Suleiman gave his saddened smile. “You might say that. We lost… some personnel.”
“Oh, dear.” She looked at the thing in the cage. Impossible to see it directly: this was a thing to be glimpsed from the corner of the eye, and even then it was unclear, an amorphous shifting mass, boiling cloud, a localised storm. It had eyes.
“A djinn,” Shadow said.
“An ifrit, to give it the precise taxonomy. Not a common one, either. This is a rare species.”
“Then why isn’t it in the zoo?”
“People bring me things,” Suleiman said. “Things that they can’t… look after… elsewhere.”
“Ah,” Shadow said. “Now I’m with you.”
She was not inclined to elaborate. The Shah being a fence, a nexus point between worlds, people must bring all manner of stuff. Girls, guns, drugs, jewels. Stolen heirs. Missing spells. Ifrits.
“Does it have a human aspect? An animal one?”
“Almost certainly, but it hasn’t manifested it yet, despite efforts to force it to do so. A pity. It’s so much easier to engage with something that looks like a man. This is its natural shape-if they can be said to have a natural shape. You might have gathered that this isn’t my normal area of operations,” Suleiman said. “I’m not a naturalist.”
“They’re known to have sentience,” Shadow murmured. “That makes it doubly illegal. Did it come from Earth?”
“I don’t know. There are very few ifrits on Earth any more. The oil business, you know, and less… superstitious forms of Islam. Somewhere else, perhaps.”
“I am not a naturalist, either,” Shadow said, although she had a nasty feeling where the conversation might be heading.
“No. You are an alchemist. You change things, as we have mentioned, in the universe’s refining fire.”
“I change things,” Shadow replied, more sharply than she had intended. “Not living beings.”
“And yet,” Suleiman mused, “it is well known that the alchemy of the East is concerned primarily with the transformation of the human soul.”
“Something that the alchemist willingly undertakes,” Shadow said. “Not something that is done to someone. Besides-” She should not ask, she would not ask, and yet curiosity drove her to it, backed her into the corner of the question, “What do you want it changed into?”
“No,” Shadow said, an hour later, for perhaps the dozenth time. “I cannot do it.”
“Cannot? Or will not?”
“The latter. It’s against my vows.” She hoped he couldn’t hear the weakness in her voice, for she could not help wondering what if, what if?

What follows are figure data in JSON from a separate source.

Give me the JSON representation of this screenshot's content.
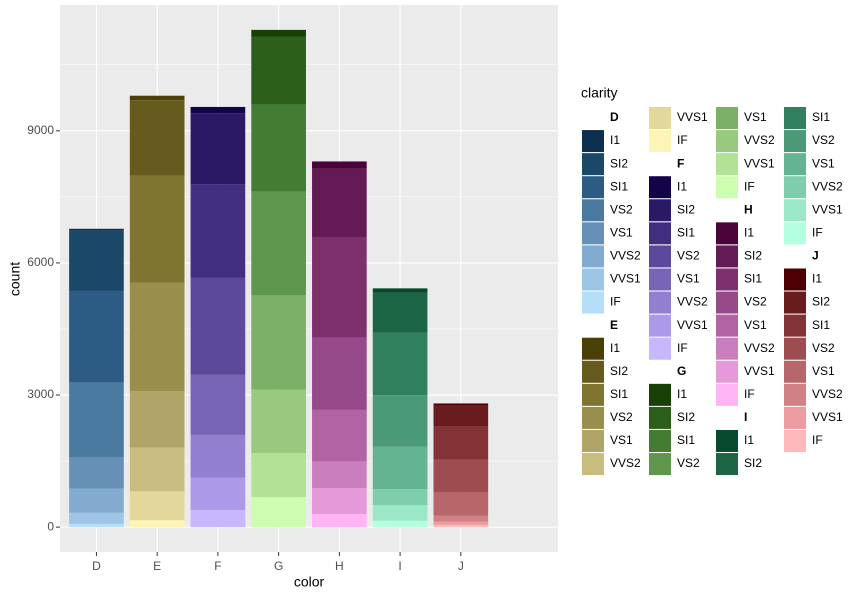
{
  "chart_data": {
    "type": "stacked-bar",
    "x_label": "color",
    "y_label": "count",
    "legend_title": "clarity",
    "ylim": [
      -565,
      11857
    ],
    "yticks": [
      0,
      3000,
      6000,
      9000
    ],
    "grid": true,
    "groups": [
      {
        "name": "D",
        "segments": [
          {
            "name": "I1",
            "color": "#0d2f4f",
            "value": 42
          },
          {
            "name": "SI2",
            "color": "#1b4769",
            "value": 1370
          },
          {
            "name": "SI1",
            "color": "#2c5c84",
            "value": 2083
          },
          {
            "name": "VS2",
            "color": "#4a7aa0",
            "value": 1697
          },
          {
            "name": "VS1",
            "color": "#6690b6",
            "value": 705
          },
          {
            "name": "VVS2",
            "color": "#83abd0",
            "value": 553
          },
          {
            "name": "VVS1",
            "color": "#9dc6e6",
            "value": 252
          },
          {
            "name": "IF",
            "color": "#b5dff9",
            "value": 73
          }
        ]
      },
      {
        "name": "E",
        "segments": [
          {
            "name": "I1",
            "color": "#4a4005",
            "value": 102
          },
          {
            "name": "SI2",
            "color": "#665b1c",
            "value": 1713
          },
          {
            "name": "SI1",
            "color": "#7f7430",
            "value": 2426
          },
          {
            "name": "VS2",
            "color": "#9a8e4c",
            "value": 2470
          },
          {
            "name": "VS1",
            "color": "#b0a466",
            "value": 1281
          },
          {
            "name": "VVS2",
            "color": "#c9bc7f",
            "value": 991
          },
          {
            "name": "VVS1",
            "color": "#e3d899",
            "value": 656
          },
          {
            "name": "IF",
            "color": "#fdf5b5",
            "value": 158
          }
        ]
      },
      {
        "name": "F",
        "segments": [
          {
            "name": "I1",
            "color": "#13044a",
            "value": 143
          },
          {
            "name": "SI2",
            "color": "#2a1a65",
            "value": 1609
          },
          {
            "name": "SI1",
            "color": "#41307f",
            "value": 2131
          },
          {
            "name": "VS2",
            "color": "#5b4a9a",
            "value": 2201
          },
          {
            "name": "VS1",
            "color": "#7664b4",
            "value": 1364
          },
          {
            "name": "VVS2",
            "color": "#917fcf",
            "value": 975
          },
          {
            "name": "VVS1",
            "color": "#ac9ae8",
            "value": 734
          },
          {
            "name": "IF",
            "color": "#c8b6ff",
            "value": 385
          }
        ]
      },
      {
        "name": "G",
        "segments": [
          {
            "name": "I1",
            "color": "#173f06",
            "value": 150
          },
          {
            "name": "SI2",
            "color": "#2b5f1a",
            "value": 1548
          },
          {
            "name": "SI1",
            "color": "#437c32",
            "value": 1976
          },
          {
            "name": "VS2",
            "color": "#5e974c",
            "value": 2347
          },
          {
            "name": "VS1",
            "color": "#7cb066",
            "value": 2148
          },
          {
            "name": "VVS2",
            "color": "#98c97f",
            "value": 1443
          },
          {
            "name": "VVS1",
            "color": "#b2e295",
            "value": 999
          },
          {
            "name": "IF",
            "color": "#cdfdb0",
            "value": 681
          }
        ]
      },
      {
        "name": "H",
        "segments": [
          {
            "name": "I1",
            "color": "#4a0338",
            "value": 162
          },
          {
            "name": "SI2",
            "color": "#631a55",
            "value": 1563
          },
          {
            "name": "SI1",
            "color": "#7d2f6e",
            "value": 2275
          },
          {
            "name": "VS2",
            "color": "#974a89",
            "value": 1643
          },
          {
            "name": "VS1",
            "color": "#b163a3",
            "value": 1169
          },
          {
            "name": "VVS2",
            "color": "#cb7ebe",
            "value": 608
          },
          {
            "name": "VVS1",
            "color": "#e599d8",
            "value": 585
          },
          {
            "name": "IF",
            "color": "#ffb4f4",
            "value": 299
          }
        ]
      },
      {
        "name": "I",
        "segments": [
          {
            "name": "I1",
            "color": "#054a2d",
            "value": 92
          },
          {
            "name": "SI2",
            "color": "#1b6545",
            "value": 912
          },
          {
            "name": "SI1",
            "color": "#307f5d",
            "value": 1424
          },
          {
            "name": "VS2",
            "color": "#4a9a77",
            "value": 1169
          },
          {
            "name": "VS1",
            "color": "#64b491",
            "value": 962
          },
          {
            "name": "VVS2",
            "color": "#7fceab",
            "value": 365
          },
          {
            "name": "VVS1",
            "color": "#9ae8c6",
            "value": 355
          },
          {
            "name": "IF",
            "color": "#b3ffe0",
            "value": 143
          }
        ]
      },
      {
        "name": "J",
        "segments": [
          {
            "name": "I1",
            "color": "#4e0000",
            "value": 50
          },
          {
            "name": "SI2",
            "color": "#691b1d",
            "value": 479
          },
          {
            "name": "SI1",
            "color": "#833336",
            "value": 750
          },
          {
            "name": "VS2",
            "color": "#9d4c4f",
            "value": 731
          },
          {
            "name": "VS1",
            "color": "#b76669",
            "value": 542
          },
          {
            "name": "VVS2",
            "color": "#d18184",
            "value": 131
          },
          {
            "name": "VVS1",
            "color": "#ec9c9f",
            "value": 74
          },
          {
            "name": "IF",
            "color": "#ffb7b9",
            "value": 51
          }
        ]
      }
    ]
  }
}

That was the problem with science; it was so rarely pure. But surely that was the essence of the battle, that one must struggle with the baser instincts of one’s own nature, transform them into the gold of mercy and compassion? In that, at least, Suleiman had been correct in his views on alchemy. If she had wanted to go down the left-hand route, she’d have joined the Court. Rumour had it that they had no such scruples and Shadow knew that rumour was right. She picked up her glass of tea, newly refreshed by the silent green-clad serving maid, and stared into it as if it might furnish answers. In the corner of the room, a plangent note came from the cage as the ifrit struck the bars.

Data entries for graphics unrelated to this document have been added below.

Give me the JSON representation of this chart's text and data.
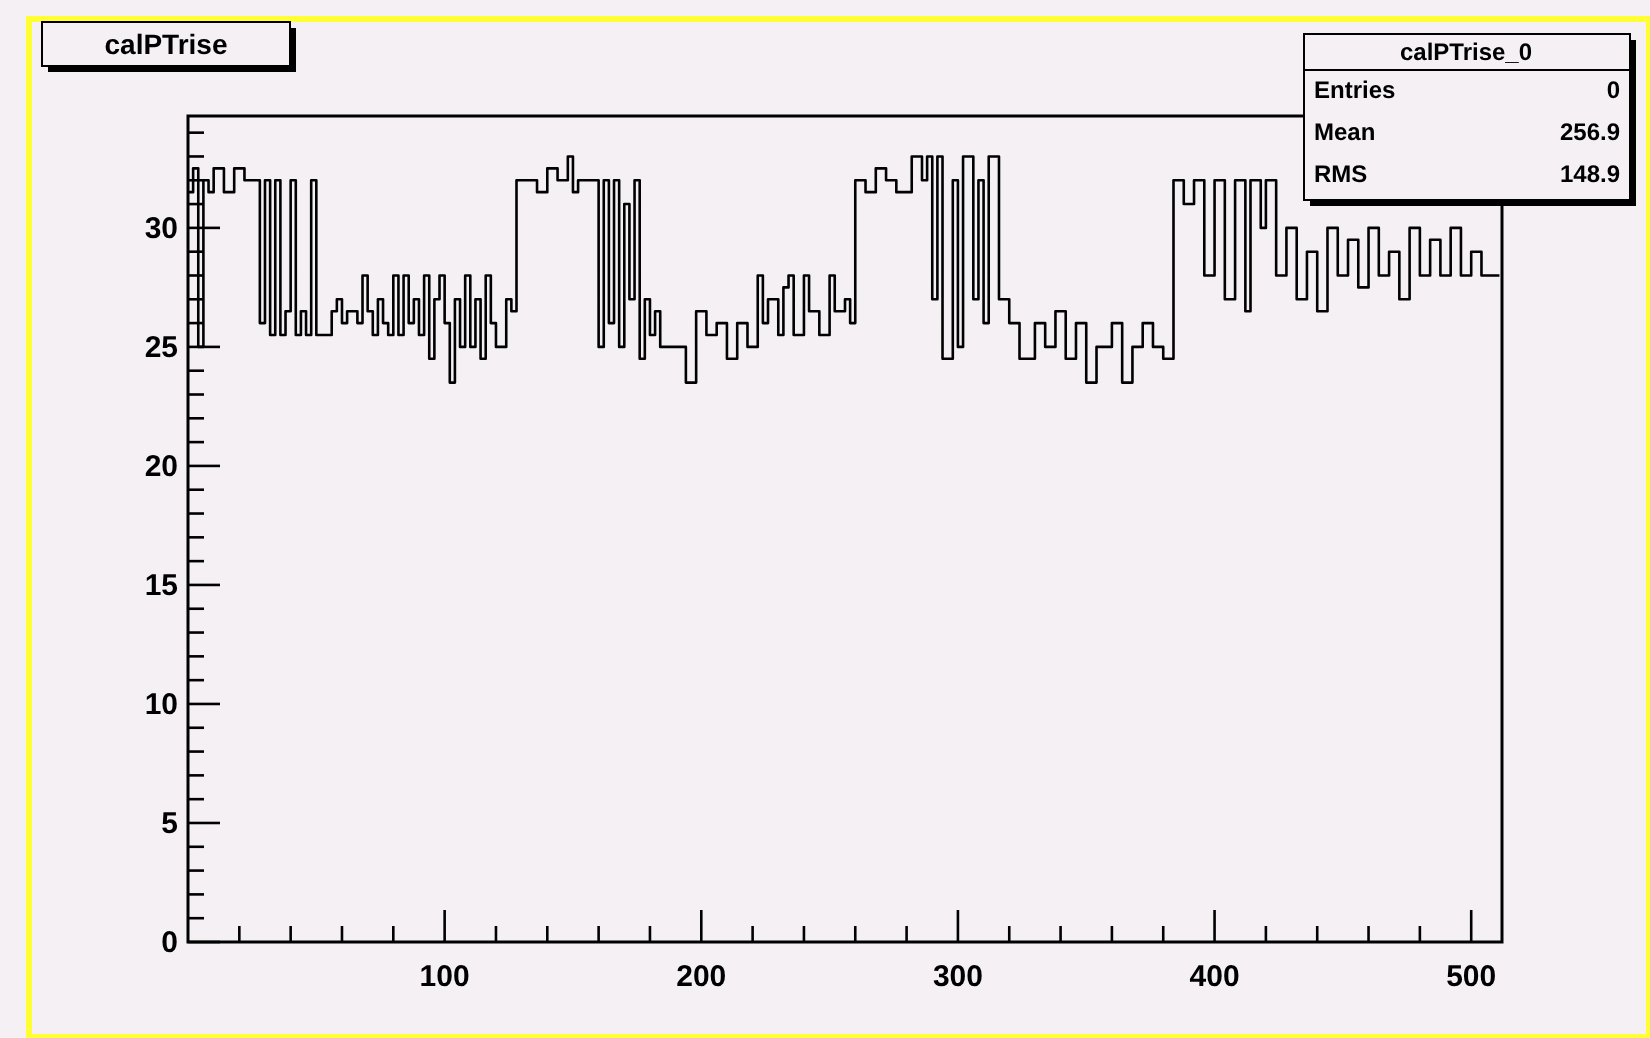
{
  "chart_data": {
    "type": "step",
    "title": "calPTrise",
    "annotations": [
      "calPTrise_0",
      "Entries",
      "0",
      "Mean",
      "256.9",
      "RMS",
      "148.9"
    ],
    "xlim": [
      0,
      512
    ],
    "ylim": [
      0,
      34.7
    ],
    "xticks": [
      {
        "value": 20,
        "label": null
      },
      {
        "value": 40,
        "label": null
      },
      {
        "value": 60,
        "label": null
      },
      {
        "value": 80,
        "label": null
      },
      100,
      {
        "value": 120,
        "label": null
      },
      {
        "value": 140,
        "label": null
      },
      {
        "value": 160,
        "label": null
      },
      {
        "value": 180,
        "label": null
      },
      200,
      {
        "value": 220,
        "label": null
      },
      {
        "value": 240,
        "label": null
      },
      {
        "value": 260,
        "label": null
      },
      {
        "value": 280,
        "label": null
      },
      300,
      {
        "value": 320,
        "label": null
      },
      {
        "value": 340,
        "label": null
      },
      {
        "value": 360,
        "label": null
      },
      {
        "value": 380,
        "label": null
      },
      400,
      {
        "value": 420,
        "label": null
      },
      {
        "value": 440,
        "label": null
      },
      {
        "value": 460,
        "label": null
      },
      {
        "value": 480,
        "label": null
      },
      500
    ],
    "yticks": [
      0,
      {
        "value": 1,
        "label": null
      },
      {
        "value": 2,
        "label": null
      },
      {
        "value": 3,
        "label": null
      },
      {
        "value": 4,
        "label": null
      },
      5,
      {
        "value": 6,
        "label": null
      },
      {
        "value": 7,
        "label": null
      },
      {
        "value": 8,
        "label": null
      },
      {
        "value": 9,
        "label": null
      },
      10,
      {
        "value": 11,
        "label": null
      },
      {
        "value": 12,
        "label": null
      },
      {
        "value": 13,
        "label": null
      },
      {
        "value": 14,
        "label": null
      },
      15,
      {
        "value": 16,
        "label": null
      },
      {
        "value": 17,
        "label": null
      },
      {
        "value": 18,
        "label": null
      },
      {
        "value": 19,
        "label": null
      },
      20,
      {
        "value": 21,
        "label": null
      },
      {
        "value": 22,
        "label": null
      },
      {
        "value": 23,
        "label": null
      },
      {
        "value": 24,
        "label": null
      },
      25,
      {
        "value": 26,
        "label": null
      },
      {
        "value": 27,
        "label": null
      },
      {
        "value": 28,
        "label": null
      },
      {
        "value": 29,
        "label": null
      },
      30,
      {
        "value": 31,
        "label": null
      },
      {
        "value": 32,
        "label": null
      },
      {
        "value": 33,
        "label": null
      },
      {
        "value": 34,
        "label": null
      }
    ],
    "grid": false,
    "series": [
      {
        "color": "#000000",
        "x": [
          0,
          2,
          4,
          6,
          8,
          10,
          14,
          18,
          22,
          26,
          28,
          30,
          32,
          34,
          36,
          38,
          40,
          42,
          44,
          46,
          48,
          50,
          54,
          56,
          58,
          60,
          62,
          66,
          68,
          70,
          72,
          74,
          76,
          78,
          80,
          82,
          84,
          86,
          88,
          90,
          92,
          94,
          96,
          98,
          100,
          102,
          104,
          106,
          108,
          110,
          112,
          114,
          116,
          118,
          120,
          124,
          126,
          128,
          132,
          136,
          140,
          144,
          148,
          150,
          152,
          158,
          160,
          162,
          164,
          166,
          168,
          170,
          172,
          174,
          176,
          178,
          180,
          182,
          184,
          190,
          194,
          198,
          202,
          206,
          210,
          214,
          218,
          222,
          224,
          226,
          230,
          232,
          234,
          236,
          240,
          242,
          246,
          250,
          252,
          256,
          258,
          260,
          264,
          268,
          272,
          276,
          282,
          286,
          288,
          290,
          292,
          294,
          298,
          300,
          302,
          306,
          308,
          310,
          312,
          316,
          320,
          324,
          330,
          334,
          338,
          342,
          346,
          350,
          354,
          360,
          364,
          368,
          372,
          376,
          380,
          384,
          388,
          392,
          396,
          400,
          404,
          408,
          412,
          414,
          418,
          420,
          424,
          428,
          432,
          436,
          440,
          444,
          448,
          452,
          456,
          460,
          464,
          468,
          472,
          476,
          480,
          484,
          488,
          492,
          496,
          500,
          504,
          511
        ],
        "values": [
          31.5,
          32.5,
          25,
          32,
          31.5,
          32.5,
          31.5,
          32.5,
          32,
          32,
          26,
          32,
          25.5,
          32,
          25.5,
          26.5,
          32,
          25.5,
          26.5,
          25.5,
          32,
          25.5,
          25.5,
          26.5,
          27,
          26,
          26.5,
          26,
          28,
          26.5,
          25.5,
          27,
          26,
          25.5,
          28,
          25.5,
          28,
          26,
          27,
          25.5,
          28,
          24.5,
          27,
          28,
          26,
          23.5,
          27,
          25,
          28,
          25,
          27,
          24.5,
          28,
          26,
          25,
          27,
          26.5,
          32,
          32,
          31.5,
          32.5,
          32,
          33,
          31.5,
          32,
          32,
          25,
          32,
          26,
          32,
          25,
          31,
          27,
          32,
          24.5,
          27,
          25.5,
          26.5,
          25,
          25,
          23.5,
          26.5,
          25.5,
          26,
          24.5,
          26,
          25,
          28,
          26,
          27,
          25.5,
          27.5,
          28,
          25.5,
          28,
          26.5,
          25.5,
          28,
          26.5,
          27,
          26,
          32,
          31.5,
          32.5,
          32,
          31.5,
          33,
          32,
          33,
          27,
          33,
          24.5,
          32,
          25,
          33,
          27,
          32,
          26,
          33,
          27,
          26,
          24.5,
          26,
          25,
          26.5,
          24.5,
          26,
          23.5,
          25,
          26,
          23.5,
          25,
          26,
          25,
          24.5,
          32,
          31,
          32,
          28,
          32,
          27,
          32,
          26.5,
          32,
          30,
          32,
          28,
          30,
          27,
          29,
          26.5,
          30,
          28,
          29.5,
          27.5,
          30,
          28,
          29,
          27,
          30,
          28,
          29.5,
          28,
          30,
          28,
          29,
          28,
          28
        ]
      }
    ]
  }
}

“Against your vows? Or are you simply afraid?”
O Allah, thank you for not making me a man, Shadow silently prayed. She could afford not to sink under a weight of pride. “Of course I am afraid. What do you think, my Shah?”

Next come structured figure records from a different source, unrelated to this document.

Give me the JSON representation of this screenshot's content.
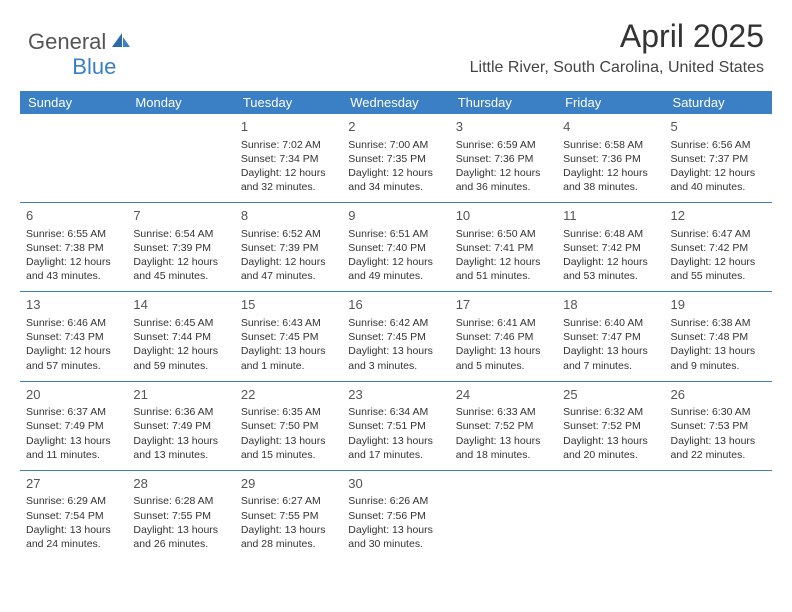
{
  "logo": {
    "text1": "General",
    "text2": "Blue",
    "icon_color": "#3b7fc4"
  },
  "title": "April 2025",
  "location": "Little River, South Carolina, United States",
  "colors": {
    "header_bg": "#3b7fc4",
    "header_text": "#ffffff",
    "divider": "#3b7fc4",
    "body_text": "#333333",
    "daynum_text": "#555555",
    "background": "#ffffff"
  },
  "typography": {
    "title_fontsize": 32,
    "location_fontsize": 16,
    "dayheader_fontsize": 13,
    "cell_fontsize": 10.5,
    "daynum_fontsize": 13
  },
  "day_headers": [
    "Sunday",
    "Monday",
    "Tuesday",
    "Wednesday",
    "Thursday",
    "Friday",
    "Saturday"
  ],
  "weeks": [
    [
      null,
      null,
      {
        "n": "1",
        "sr": "Sunrise: 7:02 AM",
        "ss": "Sunset: 7:34 PM",
        "dl": "Daylight: 12 hours and 32 minutes."
      },
      {
        "n": "2",
        "sr": "Sunrise: 7:00 AM",
        "ss": "Sunset: 7:35 PM",
        "dl": "Daylight: 12 hours and 34 minutes."
      },
      {
        "n": "3",
        "sr": "Sunrise: 6:59 AM",
        "ss": "Sunset: 7:36 PM",
        "dl": "Daylight: 12 hours and 36 minutes."
      },
      {
        "n": "4",
        "sr": "Sunrise: 6:58 AM",
        "ss": "Sunset: 7:36 PM",
        "dl": "Daylight: 12 hours and 38 minutes."
      },
      {
        "n": "5",
        "sr": "Sunrise: 6:56 AM",
        "ss": "Sunset: 7:37 PM",
        "dl": "Daylight: 12 hours and 40 minutes."
      }
    ],
    [
      {
        "n": "6",
        "sr": "Sunrise: 6:55 AM",
        "ss": "Sunset: 7:38 PM",
        "dl": "Daylight: 12 hours and 43 minutes."
      },
      {
        "n": "7",
        "sr": "Sunrise: 6:54 AM",
        "ss": "Sunset: 7:39 PM",
        "dl": "Daylight: 12 hours and 45 minutes."
      },
      {
        "n": "8",
        "sr": "Sunrise: 6:52 AM",
        "ss": "Sunset: 7:39 PM",
        "dl": "Daylight: 12 hours and 47 minutes."
      },
      {
        "n": "9",
        "sr": "Sunrise: 6:51 AM",
        "ss": "Sunset: 7:40 PM",
        "dl": "Daylight: 12 hours and 49 minutes."
      },
      {
        "n": "10",
        "sr": "Sunrise: 6:50 AM",
        "ss": "Sunset: 7:41 PM",
        "dl": "Daylight: 12 hours and 51 minutes."
      },
      {
        "n": "11",
        "sr": "Sunrise: 6:48 AM",
        "ss": "Sunset: 7:42 PM",
        "dl": "Daylight: 12 hours and 53 minutes."
      },
      {
        "n": "12",
        "sr": "Sunrise: 6:47 AM",
        "ss": "Sunset: 7:42 PM",
        "dl": "Daylight: 12 hours and 55 minutes."
      }
    ],
    [
      {
        "n": "13",
        "sr": "Sunrise: 6:46 AM",
        "ss": "Sunset: 7:43 PM",
        "dl": "Daylight: 12 hours and 57 minutes."
      },
      {
        "n": "14",
        "sr": "Sunrise: 6:45 AM",
        "ss": "Sunset: 7:44 PM",
        "dl": "Daylight: 12 hours and 59 minutes."
      },
      {
        "n": "15",
        "sr": "Sunrise: 6:43 AM",
        "ss": "Sunset: 7:45 PM",
        "dl": "Daylight: 13 hours and 1 minute."
      },
      {
        "n": "16",
        "sr": "Sunrise: 6:42 AM",
        "ss": "Sunset: 7:45 PM",
        "dl": "Daylight: 13 hours and 3 minutes."
      },
      {
        "n": "17",
        "sr": "Sunrise: 6:41 AM",
        "ss": "Sunset: 7:46 PM",
        "dl": "Daylight: 13 hours and 5 minutes."
      },
      {
        "n": "18",
        "sr": "Sunrise: 6:40 AM",
        "ss": "Sunset: 7:47 PM",
        "dl": "Daylight: 13 hours and 7 minutes."
      },
      {
        "n": "19",
        "sr": "Sunrise: 6:38 AM",
        "ss": "Sunset: 7:48 PM",
        "dl": "Daylight: 13 hours and 9 minutes."
      }
    ],
    [
      {
        "n": "20",
        "sr": "Sunrise: 6:37 AM",
        "ss": "Sunset: 7:49 PM",
        "dl": "Daylight: 13 hours and 11 minutes."
      },
      {
        "n": "21",
        "sr": "Sunrise: 6:36 AM",
        "ss": "Sunset: 7:49 PM",
        "dl": "Daylight: 13 hours and 13 minutes."
      },
      {
        "n": "22",
        "sr": "Sunrise: 6:35 AM",
        "ss": "Sunset: 7:50 PM",
        "dl": "Daylight: 13 hours and 15 minutes."
      },
      {
        "n": "23",
        "sr": "Sunrise: 6:34 AM",
        "ss": "Sunset: 7:51 PM",
        "dl": "Daylight: 13 hours and 17 minutes."
      },
      {
        "n": "24",
        "sr": "Sunrise: 6:33 AM",
        "ss": "Sunset: 7:52 PM",
        "dl": "Daylight: 13 hours and 18 minutes."
      },
      {
        "n": "25",
        "sr": "Sunrise: 6:32 AM",
        "ss": "Sunset: 7:52 PM",
        "dl": "Daylight: 13 hours and 20 minutes."
      },
      {
        "n": "26",
        "sr": "Sunrise: 6:30 AM",
        "ss": "Sunset: 7:53 PM",
        "dl": "Daylight: 13 hours and 22 minutes."
      }
    ],
    [
      {
        "n": "27",
        "sr": "Sunrise: 6:29 AM",
        "ss": "Sunset: 7:54 PM",
        "dl": "Daylight: 13 hours and 24 minutes."
      },
      {
        "n": "28",
        "sr": "Sunrise: 6:28 AM",
        "ss": "Sunset: 7:55 PM",
        "dl": "Daylight: 13 hours and 26 minutes."
      },
      {
        "n": "29",
        "sr": "Sunrise: 6:27 AM",
        "ss": "Sunset: 7:55 PM",
        "dl": "Daylight: 13 hours and 28 minutes."
      },
      {
        "n": "30",
        "sr": "Sunrise: 6:26 AM",
        "ss": "Sunset: 7:56 PM",
        "dl": "Daylight: 13 hours and 30 minutes."
      },
      null,
      null,
      null
    ]
  ]
}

Suleiman smiled. “I think anyone in your position would be afraid. Anyone who was either intelligent or sane.”
Shadow could not, however, say that what really scared her was the knowledge that he would force her to do it. The only question was how. She had isolated herself over the years: parents dead, family estranged, lovers nonexistent. Mariam Shenudah was her only real friend and Mariam, thank God, was well protected: as the Vice Chancellor of the quarter’s principal university, she was in too prominent a position for frivolous attacks. Shadow couldn’t afford to risk other people and that was an old sorrow. But that she had been brought this far, that the Shah had showed her what was within the cage of meteorite iron-that meant that Suleiman would not take no for an answer and no was the only answer she could give.